I place correctly and wrong in quotation marks, by the way, to indicate that correctness and incorrectness in usage and punctuation are, of course, things we have made up. Moses did not bring them down the mountain. The semicolon has evolved over the years since a printer first created it. (More below.)
Just flip through any Victorian novel. Dickens, Trollope, Austen--all of them just plop them in the way I did in college, almost willy-nilly--an expression, by the way, that the OED dates back to the early 17th century (will I? nill I? etc.).
But by the time I was going through school, the semicolon had calcified and now had several fixed functions:
- To separate, sans conjunction, two or more independent clauses (i.e., groups of words that could stand together as a sentence).
- I bought a car; it cost too much; I took it back; they refused to accept it; ...
- To use in a list or series that includes commas; the semicolon helps prevent confusion.
- To the party I invited Bob; Mary, his sister; Fred; and Billy the Kid.
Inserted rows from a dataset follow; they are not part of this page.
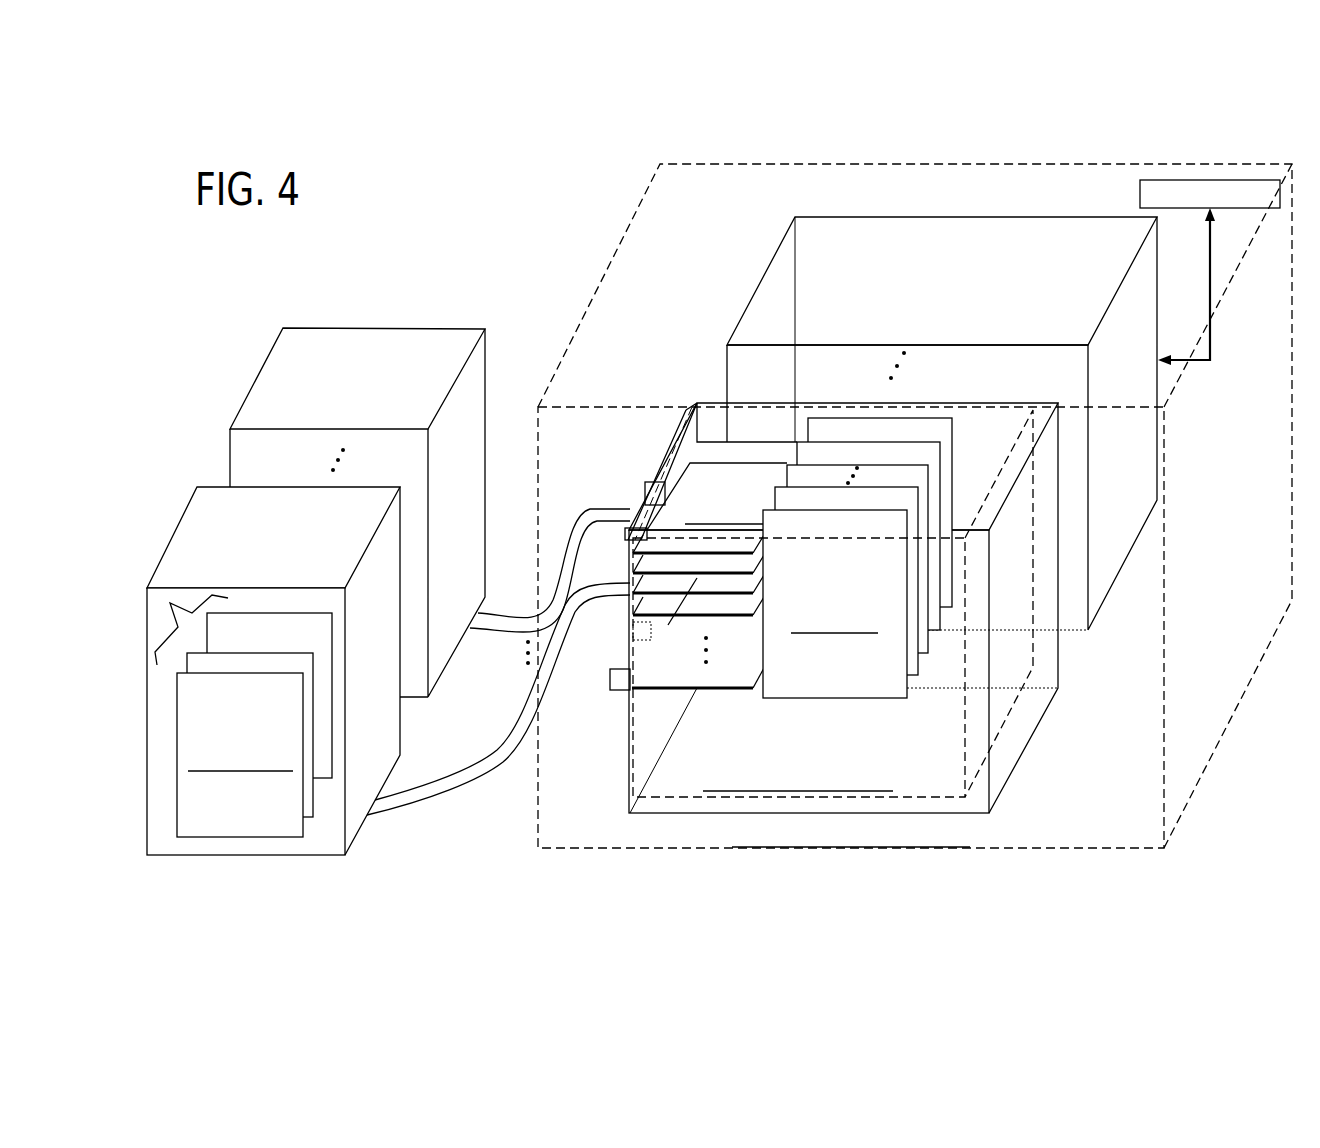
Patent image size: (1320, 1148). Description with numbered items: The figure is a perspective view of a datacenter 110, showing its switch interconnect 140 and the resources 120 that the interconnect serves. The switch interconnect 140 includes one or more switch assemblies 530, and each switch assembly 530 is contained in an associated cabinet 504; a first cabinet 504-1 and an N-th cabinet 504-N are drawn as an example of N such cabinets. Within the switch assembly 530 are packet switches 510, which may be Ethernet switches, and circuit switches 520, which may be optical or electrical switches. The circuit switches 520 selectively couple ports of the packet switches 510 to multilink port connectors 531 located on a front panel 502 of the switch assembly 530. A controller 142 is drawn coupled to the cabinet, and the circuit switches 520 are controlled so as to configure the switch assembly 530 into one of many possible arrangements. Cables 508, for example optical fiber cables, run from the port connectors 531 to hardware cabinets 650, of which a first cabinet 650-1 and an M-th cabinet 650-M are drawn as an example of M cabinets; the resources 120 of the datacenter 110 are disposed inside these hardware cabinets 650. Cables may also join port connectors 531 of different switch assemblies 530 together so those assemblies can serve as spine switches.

The datacenter 110 is at (1010, 124).
The switch interconnect 140 is at (980, 163).
The controller 142 is at (1212, 180).
The cabinet 504 is at (895, 217).
The cabinet 504-N is at (1025, 217).
The cabinet 504-1 is at (690, 410).
The multilink port connector 531 is at (643, 502).
The hardware cabinet 650 is at (273, 350).
The hardware cabinet 650-M is at (257, 375).
The hardware cabinet 650-1 is at (187, 513).
The resource 120 is at (182, 588).
The cable 508 is at (505, 627).
The front panel 502 is at (620, 660).
The circuit switch 520 is at (700, 690).
The packet switch 510 is at (927, 653).
The switch assembly 530 is at (1004, 732).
- To use in this kind of elliptical sentence.
- George came early to party; Tom, late.
- To use use between clauses of a compound sentence that are joined by conjunctive adverbs (therefore, however, etc.).
- I went early to the theater; however, others had already bought all the tickets.
I got to thinking about this today because I'm reading (and hoping to finish this afternoon) Ian McEwan's latest (and terrific) novel, Nutshell (a contemporary story based on the Hamlet plot). At one point McEwan's narrator (an unborn child in the womb!) says, "I'll feel, therefore I'll be" (145). I started thinking about how a semicolon--which is "correct"--would ruin this sentence--would add a weighty mark that would drag down the buoyancy of the thought.
Novelists and other writers often play with "correctness," as we know ... poetic license and all that.
Trusty Wikipedia credits an Italian printer--Aldus Manutius--with the creation of the mark in 1494. (Hey, just two years earlier ... Columbus?) And I love the quotation the OED selected from Ben Jonson in its list of examples (Jonson's is the earliest they give--from 1637): A Semicolon is a distinction of an imperfect Sentence, wherein with somewhat a longer Breath, the Sentence following is included. Jonson, by the way, is often credited for popularizing the mark.
Well, I still use semicolons; and correctly, too. (Ha! Irony!)
Let's let Charles Dickens have the last word. This is from the second paragraph of Chapter 1 ("I Am Born") in David Copperfield. (I've enlarged the semicolons and made them red; I am so clever.)
In consideration of the day and hour of my birth, it was
declared by the nurse, and by some sage women in the neighbourhood who had
taken a lively interest in me several months before there was any possibility
of our becoming personally acquainted, first, that I was destined to be unlucky
in life; and secondly, that I was privileged to see ghosts and spirits; both
these gifts inevitably attaching, as they believed, to all unlucky infants of
either gender, born towards the small hours on a Friday night.